Lv, Zuobin (Tianjin Branch of CNOOC Ltd.) | Gao, Hongli (Tianjin Branch of CNOOC Ltd.) | Cheng, Qi (Tianjin Branch of CNOOC Ltd.) | Cheng, Dayong (Tianjin Branch of CNOOC Ltd.) | Meng, Zhiqiang (Tianjin Branch of CNOOC Ltd.)
JZS is an offshore metamorphic rock buried hill oilfield. Both horizontal and vertical velocities of the oil field change very fast. The interval velocity of the buried hill stratum is twice that of the overlying strata, and the top surface of the buried hill fluctuates greatly with a maximum height difference of 300m. In the complex buried hill reservoir, since the current professional seismic software can not realize variable time-depth relationship in horizontal direction, which leads to the error of the trajectory form and position of the horizontal well in time domain, therefore the well trajectory in time domain is not matched with that in depth.
In this paper, a new practical trajectories matching method for buried hill horizontal wells in time domain and in depth is presented. First of all, we carried on the research on the theoretical form of horizontal well trajectory in buried hill in time domain. The research shows that the theoretical trajectory form of a horizontal well in buried hill is consistent with trend of the buried hill top surface morphology. On the basis of theoretical research, by establishing the pseudo time-depth relationship of horizontal well based on measure depth (MD) and seismic reflection two way time (TWT), we realized the accurate characterization of the trajectory form and position of a horizontal well in buried hill in time domain: (1)For normal horizontal well with no more than 90 degrees inclination angle, we can respectively establish the pseudo time-depth relationship of the horizontal well in buried hill segment and in upper segment, and then merge both time-depth relationship data into a whole; (2)For the complex horizontal well with well segment whose inclination angle is more than 90 degrees, we need firstly split the well trajectory into normal well segment and complex segment according to inclination angle, then establish the pseudo time-depth relationship in normal and complex well segments respectively. More specifically, we can split the trajectory into normal trajectory segment with the inclination angle no more than 90 degrees and complex trajectory segment with the inclination angle more than 90 degrees, for normal segment, we can establish pseudo time-depth relationship like the normal horizontal well described earlier, for complex trajectory segment, we need creatively invert the top and bottom of the complex segment to convert inclination angle of the segment to within 90 degrees, and then establish pseudo time-depth relationship of the inverted segment.

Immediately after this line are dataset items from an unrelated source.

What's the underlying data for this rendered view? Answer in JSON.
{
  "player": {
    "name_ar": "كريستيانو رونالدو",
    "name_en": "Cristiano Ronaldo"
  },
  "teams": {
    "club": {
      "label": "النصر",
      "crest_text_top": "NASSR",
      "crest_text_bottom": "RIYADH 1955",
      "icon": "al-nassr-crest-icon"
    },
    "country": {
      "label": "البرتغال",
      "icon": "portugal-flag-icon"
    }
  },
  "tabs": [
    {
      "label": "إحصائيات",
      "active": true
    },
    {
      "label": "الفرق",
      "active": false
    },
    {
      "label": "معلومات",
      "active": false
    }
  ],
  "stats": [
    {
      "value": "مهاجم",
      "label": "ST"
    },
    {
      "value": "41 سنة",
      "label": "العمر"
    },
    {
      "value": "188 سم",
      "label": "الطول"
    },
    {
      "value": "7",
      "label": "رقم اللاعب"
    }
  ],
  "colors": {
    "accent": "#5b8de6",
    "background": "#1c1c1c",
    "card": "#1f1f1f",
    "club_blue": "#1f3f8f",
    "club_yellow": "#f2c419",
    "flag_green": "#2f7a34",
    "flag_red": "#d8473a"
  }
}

Through this method, we can obtain the accurate trajectory form and position of the horizontal well in time domain and it provides a basis for accurate geological modeling based on 3D seismic attributes constrains. The real reservoir performance of JZS buried oilfield in Bohai Bay in China has proved that the 3D geological model based on the new time-depth relationship (MD&TWT) of the horizontal wells is closer to the actual reservoir.